The queen studied the hill and the pale, dusty road around it. After a moment, the counselor joined her. Together with the dancer, they looked out over the kingdom.
"What does that mean for me?" asked the queen. "I am not a slave."
"Madam." The young man bowed. "I ask you, do not imitate the dancers. Do not imitate the revelers. Do not imitate the drunkards. You've mistaken their shows of joy for the real thing. Bliss is quieter. But you have no need to imitate the miner, either, except perhaps in one thing."
"Work? Children?" She put her hands on her hips. Bearing children was her foremost duty, she knew.
The counselor shook his head.
"That is for you to decide, perhaps. The only people who I have known to be happy are those who do things with a purpose."

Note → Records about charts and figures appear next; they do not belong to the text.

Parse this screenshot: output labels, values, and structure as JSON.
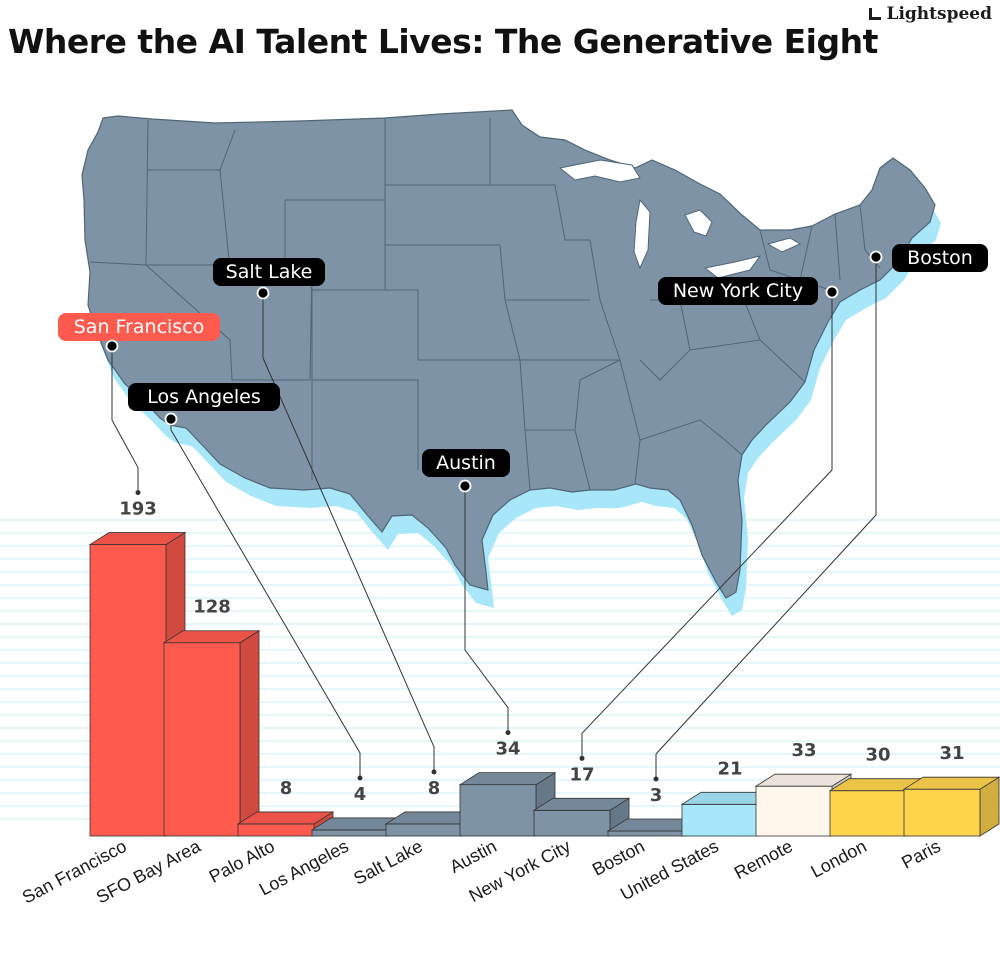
{
  "header": {
    "title": "Where the AI Talent Lives: The Generative Eight",
    "brand": "Lightspeed"
  },
  "colors": {
    "red": "#FF5A4E",
    "slate": "#7E94A6",
    "light_blue": "#A8E6FA",
    "cream": "#FFF7EC",
    "yellow": "#FFD44D",
    "map_fill": "#7E94A6",
    "map_shadow": "#A8E6FA",
    "grid": "#CDEFF8",
    "pill_dark": "#000000",
    "pill_red": "#FF5A4E"
  },
  "map_cities": [
    {
      "name": "Salt Lake",
      "highlight": false
    },
    {
      "name": "San Francisco",
      "highlight": true
    },
    {
      "name": "Los Angeles",
      "highlight": false
    },
    {
      "name": "Austin",
      "highlight": false
    },
    {
      "name": "New York City",
      "highlight": false
    },
    {
      "name": "Boston",
      "highlight": false
    }
  ],
  "chart_data": {
    "type": "bar",
    "title": "Where the AI Talent Lives: The Generative Eight",
    "xlabel": "",
    "ylabel": "",
    "ylim": [
      0,
      200
    ],
    "grid": true,
    "categories": [
      "San Francisco",
      "SFO Bay Area",
      "Palo Alto",
      "Los Angeles",
      "Salt Lake",
      "Austin",
      "New York City",
      "Boston",
      "United States",
      "Remote",
      "London",
      "Paris"
    ],
    "values": [
      193,
      128,
      8,
      4,
      8,
      34,
      17,
      3,
      21,
      33,
      30,
      31
    ],
    "bar_colors": [
      "red",
      "red",
      "red",
      "slate",
      "slate",
      "slate",
      "slate",
      "slate",
      "light_blue",
      "cream",
      "yellow",
      "yellow"
    ]
  }
}
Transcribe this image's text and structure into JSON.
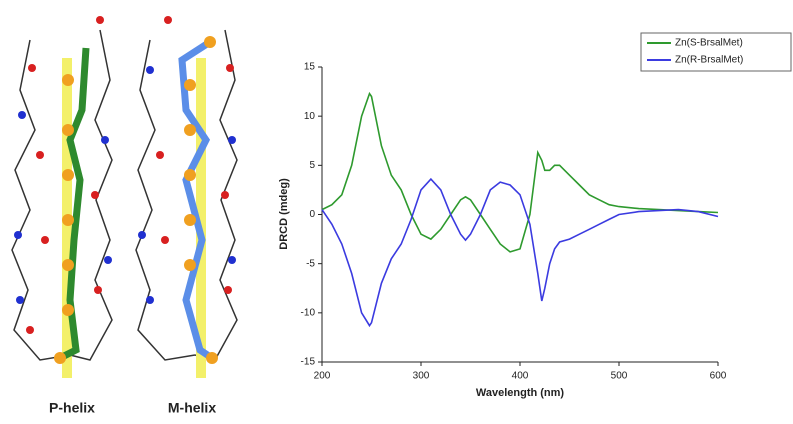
{
  "chart_data": {
    "type": "line",
    "x": [
      200,
      210,
      220,
      230,
      240,
      248,
      250,
      260,
      270,
      280,
      290,
      300,
      310,
      320,
      330,
      340,
      345,
      350,
      360,
      370,
      380,
      390,
      400,
      410,
      418,
      422,
      425,
      430,
      435,
      440,
      450,
      460,
      470,
      480,
      490,
      500,
      520,
      540,
      560,
      580,
      600
    ],
    "series": [
      {
        "name": "Zn(S-BrsalMet)",
        "color": "#2e9a2e",
        "values": [
          0.5,
          1,
          2,
          5,
          10,
          12.3,
          12,
          7,
          4,
          2.5,
          0,
          -2,
          -2.5,
          -1.5,
          0,
          1.5,
          1.8,
          1.5,
          0,
          -1.5,
          -3,
          -3.8,
          -3.5,
          0,
          6.3,
          5.5,
          4.5,
          4.5,
          5,
          5,
          4,
          3,
          2,
          1.5,
          1,
          0.8,
          0.6,
          0.5,
          0.4,
          0.3,
          0.2
        ]
      },
      {
        "name": "Zn(R-BrsalMet)",
        "color": "#3b3be0",
        "values": [
          0.5,
          -1,
          -3,
          -6,
          -10,
          -11.3,
          -11,
          -7,
          -4.5,
          -3,
          -0.5,
          2.5,
          3.6,
          2.5,
          0,
          -2,
          -2.6,
          -2,
          0,
          2.5,
          3.3,
          3,
          2,
          -1,
          -6,
          -8.8,
          -7.5,
          -5,
          -3.5,
          -2.8,
          -2.5,
          -2,
          -1.5,
          -1,
          -0.5,
          0,
          0.3,
          0.4,
          0.5,
          0.3,
          -0.2
        ]
      }
    ],
    "xlabel": "Wavelength (nm)",
    "ylabel": "DRCD (mdeg)",
    "xlim": [
      200,
      600
    ],
    "xticks": [
      200,
      300,
      400,
      500,
      600
    ],
    "ylim": [
      -15,
      15
    ],
    "yticks": [
      -15,
      -10,
      -5,
      0,
      5,
      10,
      15
    ],
    "legend": "top-right"
  },
  "helix_labels": [
    {
      "text": "P-helix",
      "color": "#2e9a2e"
    },
    {
      "text": "M-helix",
      "color": "#2b3ddb"
    }
  ]
}
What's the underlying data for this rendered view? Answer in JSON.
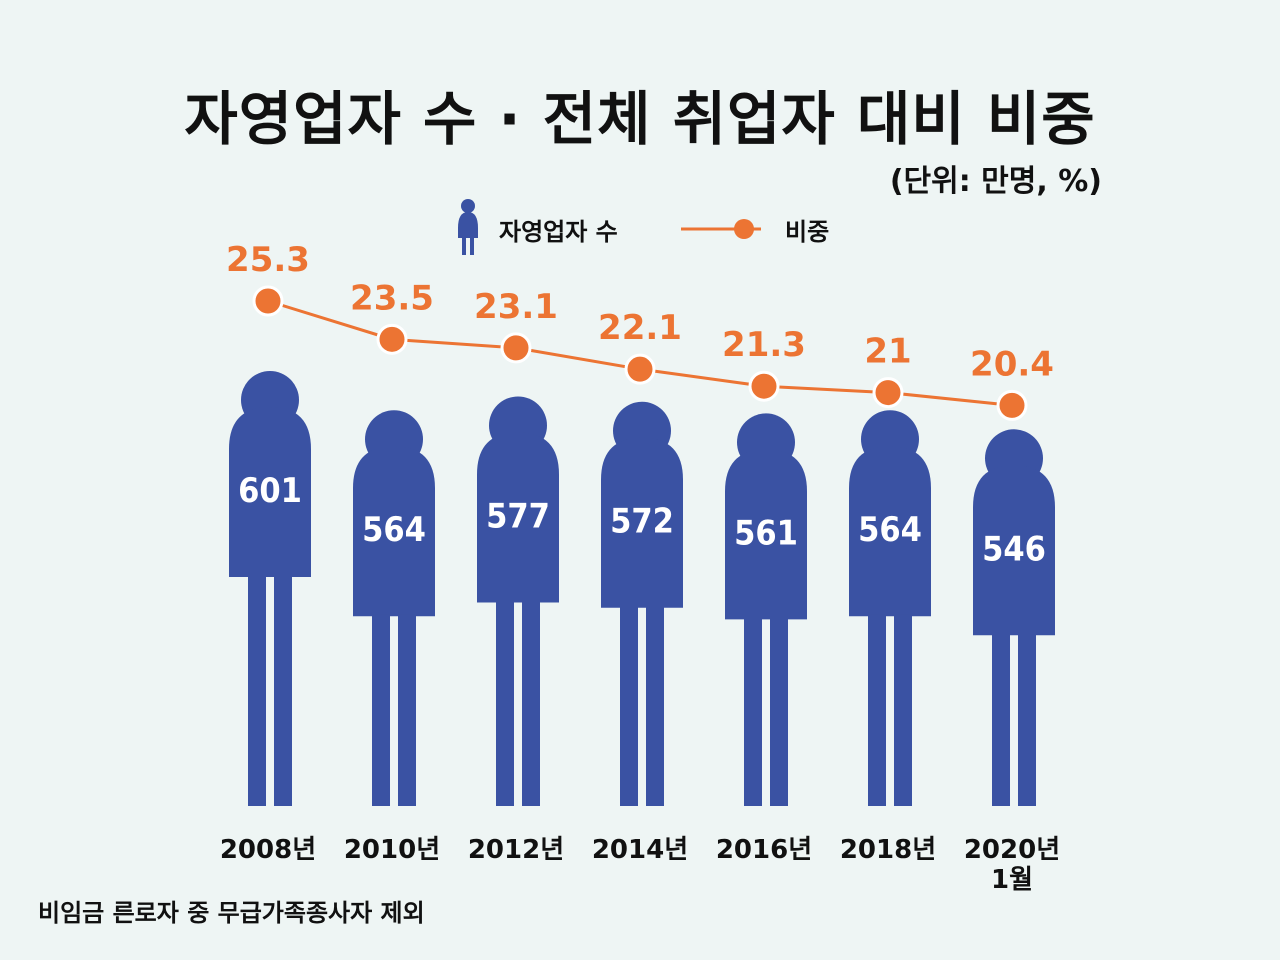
{
  "title": "자영업자 수 · 전체 취업자 대비 비중",
  "unit_note": "(단위: 만명, %)",
  "footnote": "비임금 른로자 중 무급가족종사자 제외",
  "colors": {
    "background": "#eef5f4",
    "person": "#3a52a3",
    "line": "#ec7433",
    "text": "#111111",
    "count_text": "#ffffff"
  },
  "chart_data": {
    "type": "bar",
    "categories": [
      "2008년",
      "2010년",
      "2012년",
      "2014년",
      "2016년",
      "2018년",
      "2020년\n1월"
    ],
    "series": [
      {
        "name": "자영업자 수",
        "type": "bar",
        "values": [
          601,
          564,
          577,
          572,
          561,
          564,
          546
        ],
        "color": "#3a52a3"
      },
      {
        "name": "비중",
        "type": "line",
        "values": [
          25.3,
          23.5,
          23.1,
          22.1,
          21.3,
          21,
          20.4
        ],
        "color": "#ec7433"
      }
    ],
    "data_labels": {
      "count": [
        "601",
        "564",
        "577",
        "572",
        "561",
        "564",
        "546"
      ],
      "ratio": [
        "25.3",
        "23.5",
        "23.1",
        "22.1",
        "21.3",
        "21",
        "20.4"
      ]
    },
    "legend_position": "top-center",
    "grid": false
  }
}
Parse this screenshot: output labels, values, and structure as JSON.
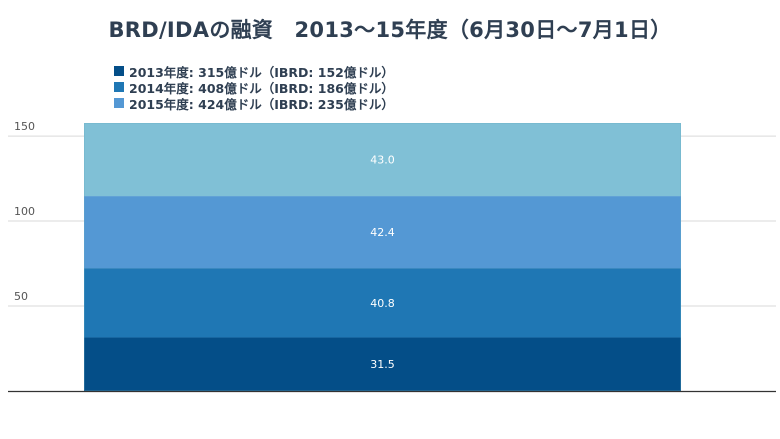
{
  "chart_data": {
    "type": "bar",
    "stacked": true,
    "title": "BRD/IDAの融資　2013〜15年度（6月30日〜7月1日）",
    "categories": [
      ""
    ],
    "series": [
      {
        "name": "2013年度: 315億ドル（IBRD: 152億ドル）",
        "values": [
          31.5
        ],
        "color": "#044e88"
      },
      {
        "name": "2014年度: 408億ドル（IBRD: 186億ドル）",
        "values": [
          40.8
        ],
        "color": "#1f77b4"
      },
      {
        "name": "2015年度: 424億ドル（IBRD: 235億ドル）",
        "values": [
          42.4
        ],
        "color": "#5498d4"
      },
      {
        "name": "",
        "values": [
          43.0
        ],
        "color": "#80c0d6"
      }
    ],
    "data_labels": [
      "31.5",
      "40.8",
      "42.4",
      "43.0"
    ],
    "y_ticks": [
      50,
      100,
      150
    ],
    "ylim": [
      0,
      157.7
    ],
    "grid": true,
    "legend_position": "top-left",
    "xlabel": "",
    "ylabel": ""
  }
}
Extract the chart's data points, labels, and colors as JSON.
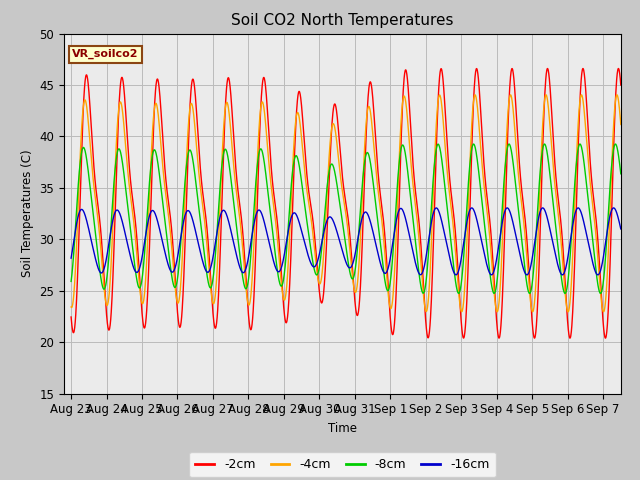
{
  "title": "Soil CO2 North Temperatures",
  "xlabel": "Time",
  "ylabel": "Soil Temperatures (C)",
  "ylim": [
    15,
    50
  ],
  "annotation_text": "VR_soilco2",
  "annotation_bg": "#ffffcc",
  "annotation_edge": "#8B4513",
  "annotation_text_color": "#8B0000",
  "series": [
    {
      "label": "-2cm",
      "color": "#ff0000",
      "amp1": 11.5,
      "amp2": 3.5,
      "mean": 33.5,
      "phase1": 0.0,
      "phase2": 0.0
    },
    {
      "label": "-4cm",
      "color": "#ffa500",
      "amp1": 9.5,
      "amp2": 2.5,
      "mean": 33.5,
      "phase1": 0.3,
      "phase2": 0.3
    },
    {
      "label": "-8cm",
      "color": "#00cc00",
      "amp1": 7.0,
      "amp2": 1.0,
      "mean": 32.0,
      "phase1": 0.7,
      "phase2": 0.7
    },
    {
      "label": "-16cm",
      "color": "#0000cc",
      "amp1": 3.2,
      "amp2": 0.3,
      "mean": 29.8,
      "phase1": 1.1,
      "phase2": 1.1
    }
  ],
  "period_days": 1.0,
  "start_day": 0,
  "end_day": 15.5,
  "n_points": 2000,
  "xtick_labels": [
    "Aug 23",
    "Aug 24",
    "Aug 25",
    "Aug 26",
    "Aug 27",
    "Aug 28",
    "Aug 29",
    "Aug 30",
    "Aug 31",
    "Sep 1",
    "Sep 2",
    "Sep 3",
    "Sep 4",
    "Sep 5",
    "Sep 6",
    "Sep 7"
  ],
  "xtick_positions": [
    0,
    1,
    2,
    3,
    4,
    5,
    6,
    7,
    8,
    9,
    10,
    11,
    12,
    13,
    14,
    15
  ],
  "ytick_positions": [
    15,
    20,
    25,
    30,
    35,
    40,
    45,
    50
  ],
  "grid_color": "#bbbbbb",
  "plot_bg": "#ebebeb",
  "fig_bg": "#c8c8c8",
  "legend_colors": [
    "#ff0000",
    "#ffa500",
    "#00cc00",
    "#0000cc"
  ],
  "legend_labels": [
    "-2cm",
    "-4cm",
    "-8cm",
    "-16cm"
  ]
}
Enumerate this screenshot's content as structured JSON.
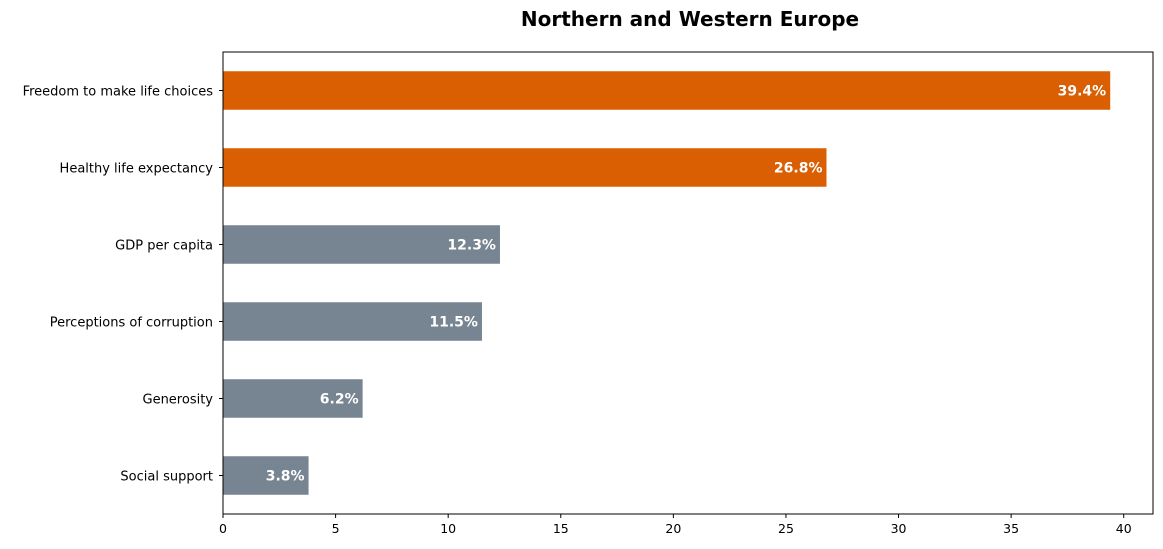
{
  "chart_data": {
    "type": "bar",
    "orientation": "horizontal",
    "title": "Northern and Western Europe",
    "xlabel": "",
    "ylabel": "",
    "categories": [
      "Freedom to make life choices",
      "Healthy life expectancy",
      "GDP per capita",
      "Perceptions of corruption",
      "Generosity",
      "Social support"
    ],
    "values": [
      39.4,
      26.8,
      12.3,
      11.5,
      6.2,
      3.8
    ],
    "value_labels": [
      "39.4%",
      "26.8%",
      "12.3%",
      "11.5%",
      "6.2%",
      "3.8%"
    ],
    "xlim": [
      0,
      41.3
    ],
    "xticks": [
      0,
      5,
      10,
      15,
      20,
      25,
      30,
      35,
      40
    ],
    "grid": false,
    "legend": "none",
    "colors": {
      "highlight": "#d95f02",
      "default": "#778491"
    },
    "highlighted_categories": [
      "Freedom to make life choices",
      "Healthy life expectancy"
    ]
  }
}
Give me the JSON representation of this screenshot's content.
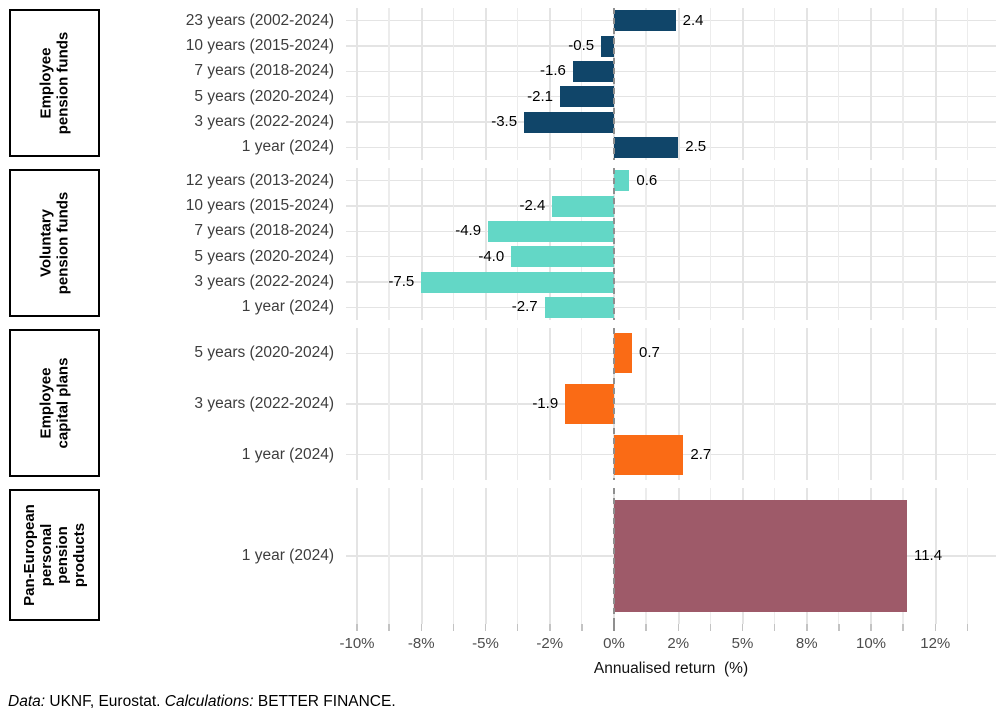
{
  "chart_data": {
    "type": "bar",
    "orientation": "horizontal",
    "xlabel": "Annualised return  (%)",
    "x_range": [
      -10.43,
      14.86
    ],
    "minor_step": 1.25,
    "grid": true,
    "zero_line": "dashed",
    "legend": "none",
    "x_ticks": [
      {
        "value": -10,
        "label": "-10%"
      },
      {
        "value": -7.5,
        "label": "-8%"
      },
      {
        "value": -5,
        "label": "-5%"
      },
      {
        "value": -2.5,
        "label": "-2%"
      },
      {
        "value": 0,
        "label": "0%"
      },
      {
        "value": 2.5,
        "label": "2%"
      },
      {
        "value": 5,
        "label": "5%"
      },
      {
        "value": 7.5,
        "label": "8%"
      },
      {
        "value": 10,
        "label": "10%"
      },
      {
        "value": 12.5,
        "label": "12%"
      }
    ],
    "panels": [
      {
        "strip_lines": [
          "Employee",
          "pension funds"
        ],
        "bar_color": "#104569",
        "rows": [
          {
            "category": "23 years (2002-2024)",
            "value": 2.4,
            "label": "2.4"
          },
          {
            "category": "10 years (2015-2024)",
            "value": -0.5,
            "label": "-0.5"
          },
          {
            "category": "7 years (2018-2024)",
            "value": -1.6,
            "label": "-1.6"
          },
          {
            "category": "5 years (2020-2024)",
            "value": -2.1,
            "label": "-2.1"
          },
          {
            "category": "3 years (2022-2024)",
            "value": -3.5,
            "label": "-3.5"
          },
          {
            "category": "1 year (2024)",
            "value": 2.5,
            "label": "2.5"
          }
        ]
      },
      {
        "strip_lines": [
          "Voluntary",
          "pension funds"
        ],
        "bar_color": "#63d7c6",
        "rows": [
          {
            "category": "12 years (2013-2024)",
            "value": 0.6,
            "label": "0.6"
          },
          {
            "category": "10 years (2015-2024)",
            "value": -2.4,
            "label": "-2.4"
          },
          {
            "category": "7 years (2018-2024)",
            "value": -4.9,
            "label": "-4.9"
          },
          {
            "category": "5 years (2020-2024)",
            "value": -4.0,
            "label": "-4.0"
          },
          {
            "category": "3 years (2022-2024)",
            "value": -7.5,
            "label": "-7.5"
          },
          {
            "category": "1 year (2024)",
            "value": -2.7,
            "label": "-2.7"
          }
        ]
      },
      {
        "strip_lines": [
          "Employee",
          "capital plans"
        ],
        "bar_color": "#fa6b15",
        "rows": [
          {
            "category": "5 years (2020-2024)",
            "value": 0.7,
            "label": "0.7"
          },
          {
            "category": "3 years (2022-2024)",
            "value": -1.9,
            "label": "-1.9"
          },
          {
            "category": "1 year (2024)",
            "value": 2.7,
            "label": "2.7"
          }
        ]
      },
      {
        "strip_lines": [
          "Pan-European",
          "personal",
          "pension",
          "products"
        ],
        "bar_color": "#9e5a69",
        "rows": [
          {
            "category": "1 year (2024)",
            "value": 11.4,
            "label": "11.4"
          }
        ]
      }
    ]
  },
  "footer": {
    "parts": [
      {
        "text": "Data:",
        "italic": true
      },
      {
        "text": " UKNF, Eurostat. ",
        "italic": false
      },
      {
        "text": "Calculations:",
        "italic": true
      },
      {
        "text": " BETTER FINANCE.",
        "italic": false
      }
    ]
  },
  "colors": {
    "background": "#ffffff",
    "grid_major": "#e4e4e4",
    "grid_minor": "#ececec",
    "zero_line": "#8f8f8f",
    "tick": "#c3c3c3",
    "tick_zero": "#8f8f8f",
    "axis_text": "#4d4d4d",
    "category_text": "#3d3d3d",
    "value_text": "#000000",
    "strip_border": "#000000",
    "strip_text": "#000000"
  }
}
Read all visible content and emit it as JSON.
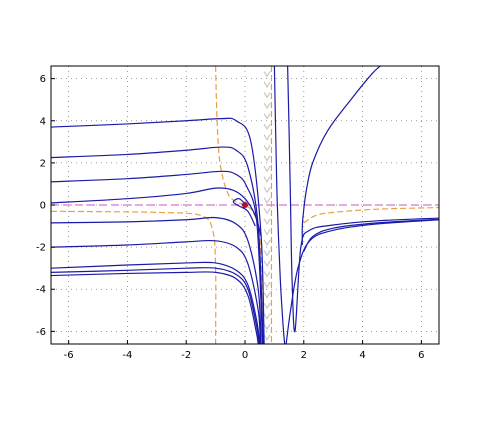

"It changes. So I think it can be almost any." The counselor turned away from the window. He strolled back to his stool. The queen and dancer followed. "The mining slave reminded me of other people I've met, a handful of them, who are at peace with their lives. They all have a calling, a purpose larger than their selfish interests. In following their calling, at the end of every day, each one of them looks back and says, 'I strove toward a good purpose today.'"
The queen sat. The counselor remained standing, hands clasped behind his back. His gaze lifted to the window and the distant hill.
"For them," he continued, "and perhaps for anyone, that is enough."